Traducción: Mauro Armiño.
Versión, dirección, espacio escénico y figurines: Josep-Maria Flotats.
Iluminación: Albert Faura.
Intérpretes: Josep-Maria Flotats y Albert Triola. Teatro Español. Madrid
JUAN IGNACIO GARCÍA GARZÓN
Como hiciera en «La cena», donde reunía a Tayllerand y Fouché sobre el tablero de una Francia convulsa, Jean-Claude Brisville entreteje hábilmente los datos históricos y lo imaginado a partir de ellos para reconstruir el, al parecer, único encuentro que mantuvieron René Descartes (1596-1650) y Blaise Pascal (1623-1662), pensadores y hombres de ciencia con posturas enfrentadas en diversos asuntos filosóficos y, al tiempo, forjadores complementarios de las estructuras de pensamiento del hombre moderno. Fue el 24 de septiembre de 1647 cuando Pascal visitó a Descartes en el convento parisino de los Mínimos, poco antes de que, invitado por la reina Cristina de Suecia, el racionalista viajara a Estocolmo, donde fallecería tres años después.
Brisville plantea un festín de palabras iluminado por la luz de la inteligencia, puro verbo, una conversación amena sobre temas diversos -desde la guerra a las mujeres y con el justo sirimiri filosófico para que pueda ser seguida por públicos no especializados- entre el pensador maduro, moderado, epicúreo, educado por los jesuitas, que recuerda no sin nostalgia los excesos de su juventud, un punto socarrón y pagado de sí mismo tras una suerte de amable relativización de las certezas a machamartillo, y el joven apasionado, científico precoz, consumido a sus 24 años por el deseo de poseer la certeza infinita, que expresa sus simpatías por el jansenismo y al que se presenta como fundamentalista cristiano.
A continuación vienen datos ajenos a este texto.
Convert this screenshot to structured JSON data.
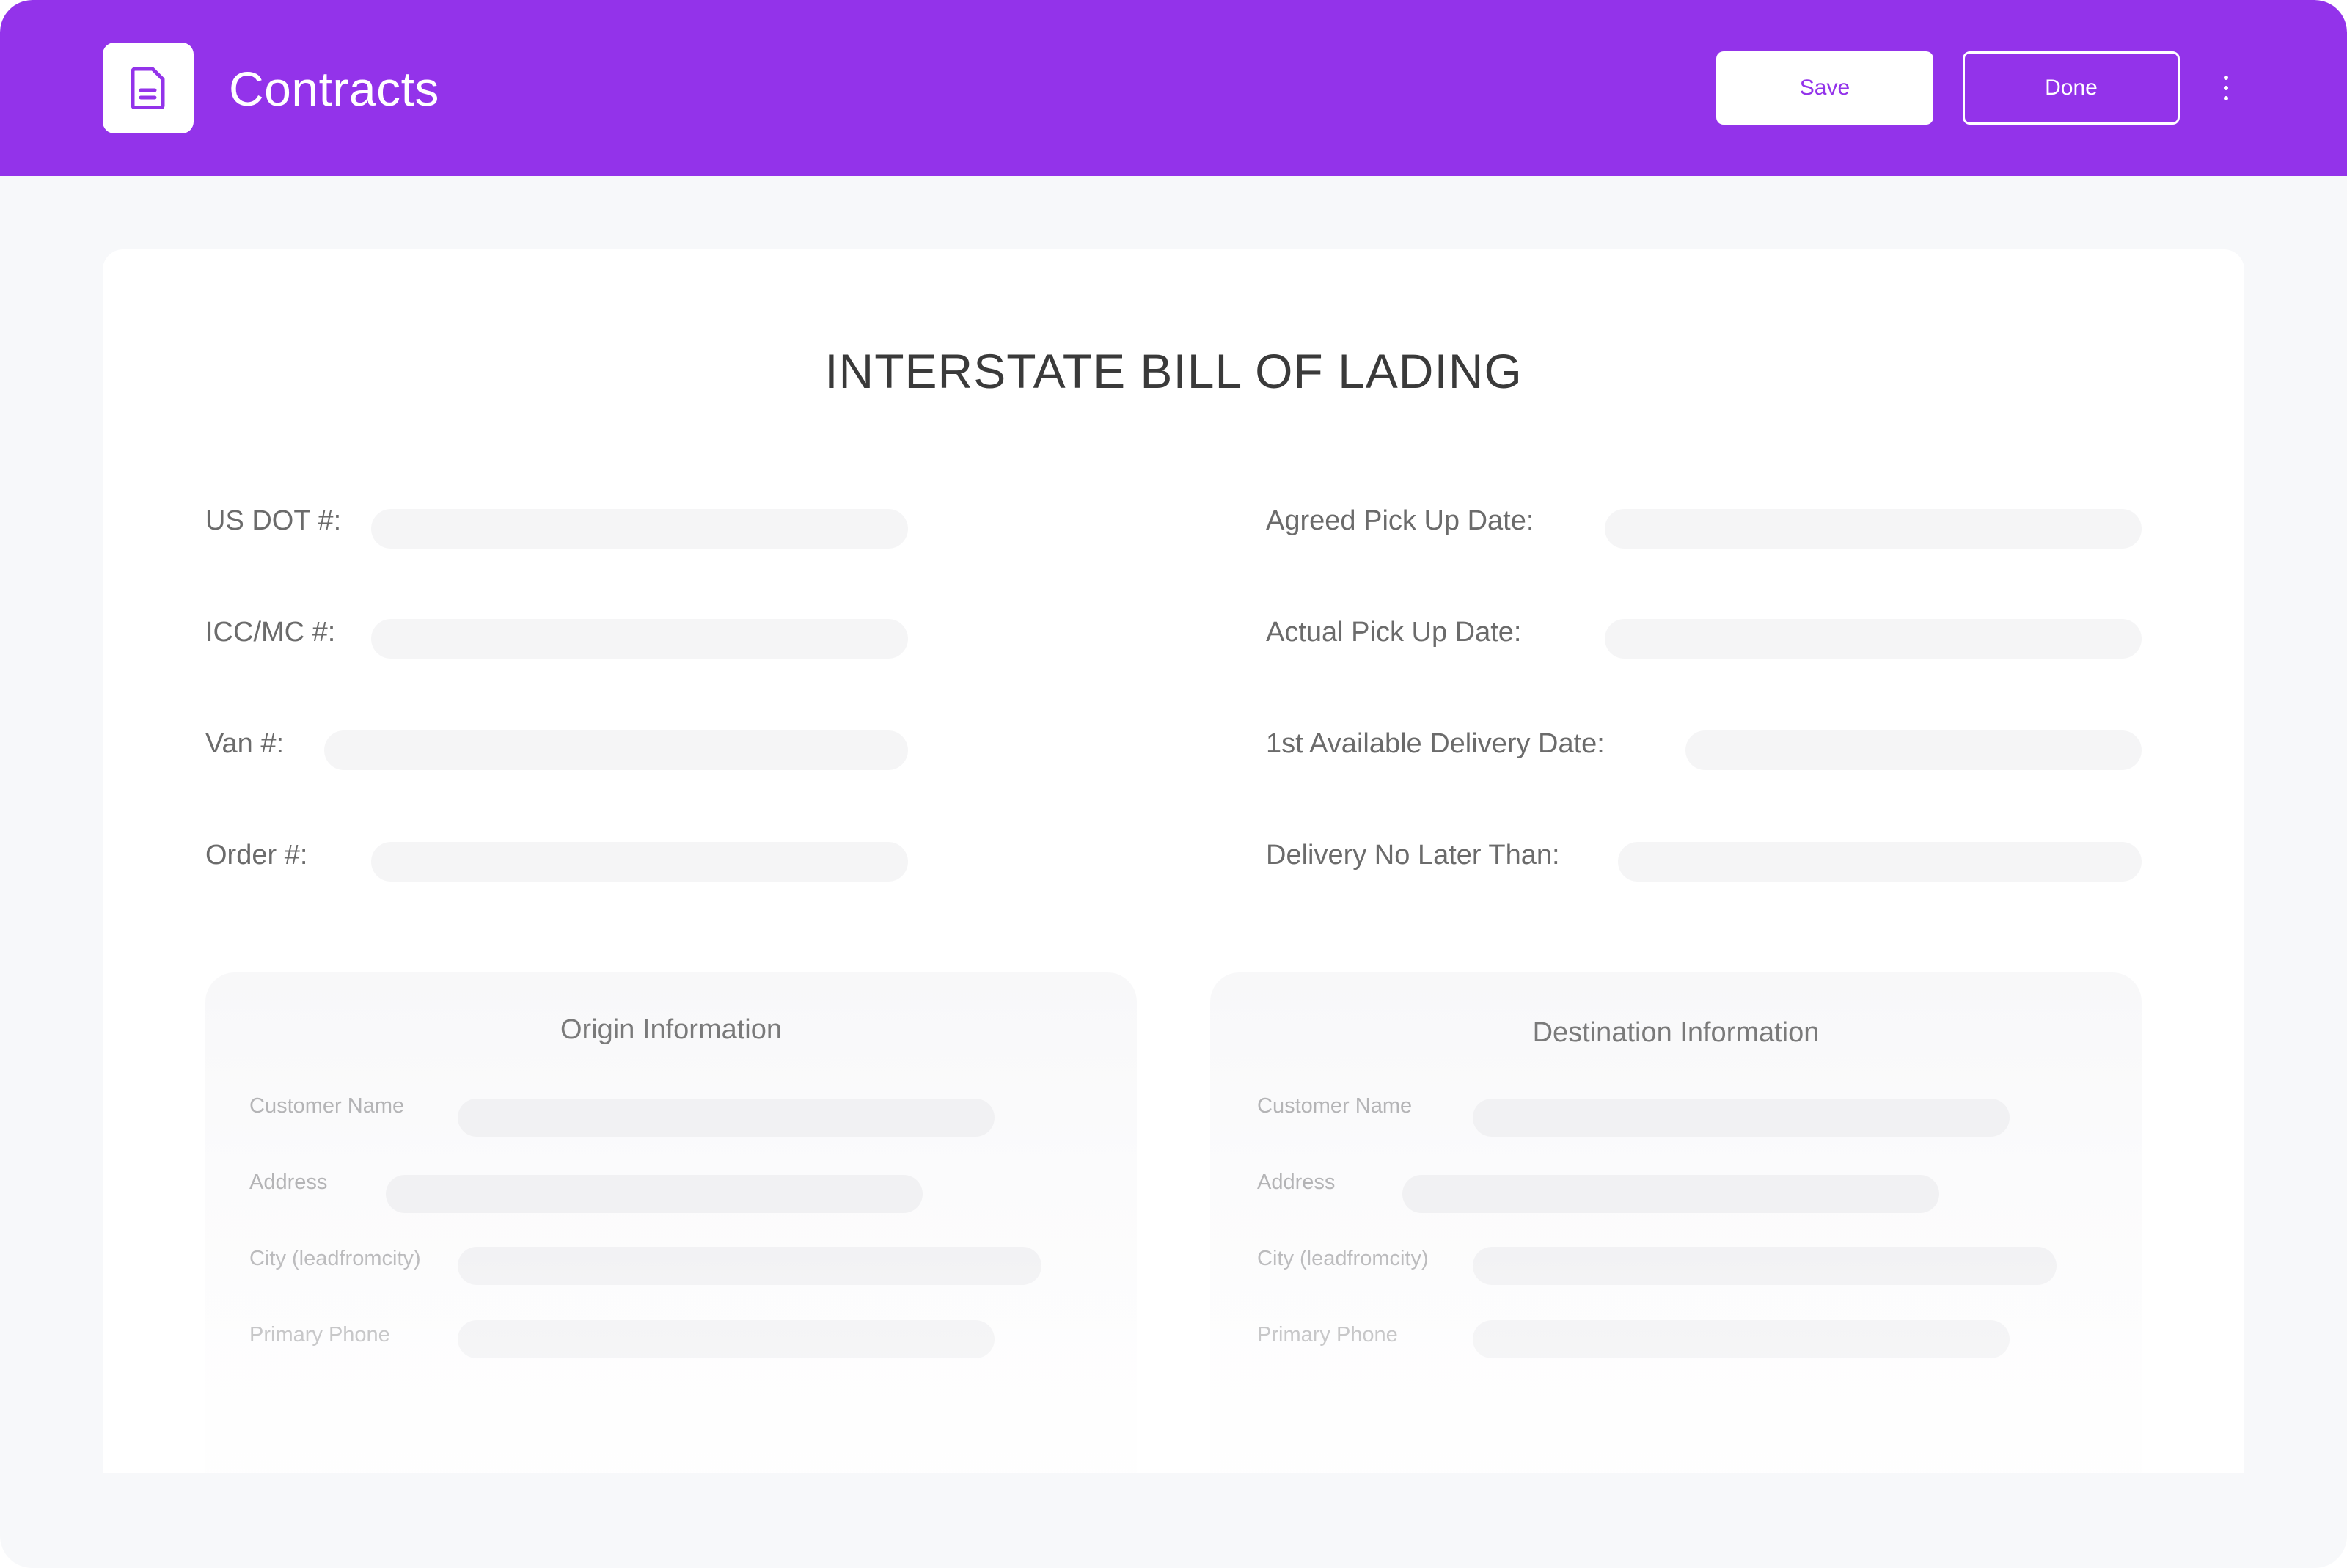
{
  "header": {
    "app_icon": "document-icon",
    "title": "Contracts",
    "save_label": "Save",
    "done_label": "Done",
    "more_icon": "more-vertical-icon"
  },
  "colors": {
    "brand": "#9333ea",
    "header_text": "#ffffff",
    "page_bg": "#f7f8fa",
    "input_bg": "#f5f5f6"
  },
  "document": {
    "title": "INTERSTATE BILL OF LADING",
    "left_fields": [
      {
        "label": "US DOT #:",
        "value": ""
      },
      {
        "label": "ICC/MC #:",
        "value": ""
      },
      {
        "label": "Van #:",
        "value": ""
      },
      {
        "label": "Order #:",
        "value": ""
      }
    ],
    "right_fields": [
      {
        "label": "Agreed Pick Up Date:",
        "value": ""
      },
      {
        "label": "Actual Pick Up Date:",
        "value": ""
      },
      {
        "label": "1st Available Delivery Date:",
        "value": ""
      },
      {
        "label": "Delivery No Later Than:",
        "value": ""
      }
    ]
  },
  "origin": {
    "title": "Origin Information",
    "fields": [
      {
        "label": "Customer Name",
        "value": ""
      },
      {
        "label": "Address",
        "value": ""
      },
      {
        "label": "City (leadfromcity)",
        "value": ""
      },
      {
        "label": "Primary Phone",
        "value": ""
      }
    ]
  },
  "destination": {
    "title": "Destination Information",
    "fields": [
      {
        "label": "Customer Name",
        "value": ""
      },
      {
        "label": "Address",
        "value": ""
      },
      {
        "label": "City (leadfromcity)",
        "value": ""
      },
      {
        "label": "Primary Phone",
        "value": ""
      }
    ]
  }
}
El autor colorea los perfiles de ambos con detalles extraídos de sus biografías, como los apuntes sobre la frágil salud de Pascal, y se toma alguna licencia cronológica cuando, al interesarse Descartes, por sus estudios sobre el vacío, el joven pensador responde que ya no le atrae la ciencia y que se ha volcado de lleno en la filosofía y la teología, desapego y fervor que al parecer se produjeron años más tarde, en 1654.
El Descartes tolerante y ya de vuelta de todo resulta inevitablemente más simpático por su defensa del raciocinio optimista, un poco como el espejo ideal en el que nos gustaría vernos reflejados, pero tal vez el pensamiento pesimista de ese Pascal fieramente humano en su radicalismo esencial se acompase más con el latido de nuestro tiempo al subrayar la falibilidad del ser humano, lleno de contradicciones, grandioso y miserable a la vez, condicionado por razones que la razón no entiende.
Flotats culmina un montaje austero de limpieza exquisita, al que la suave y muy matizada iluminación de Faura otorga la densidad de un cuadro de La Tour, y cuyo texto suena muy bien en la traducción de Mauro Armiño. En la caracterización de los personajes parece haberse inspirado en la pintura del XVII, y él mismo, con su melena, mostacho y mosca, ajusta su perfil al del Descartes pintado en 1649 por Frans Hals. La esgrima verbal entre la razón cartesiana y la vehemencia de Pascal, convincentemente encarnado por Albert Triola, funciona escénicamente a la perfección, más allá de la lección de filosofía, como una lección de vida.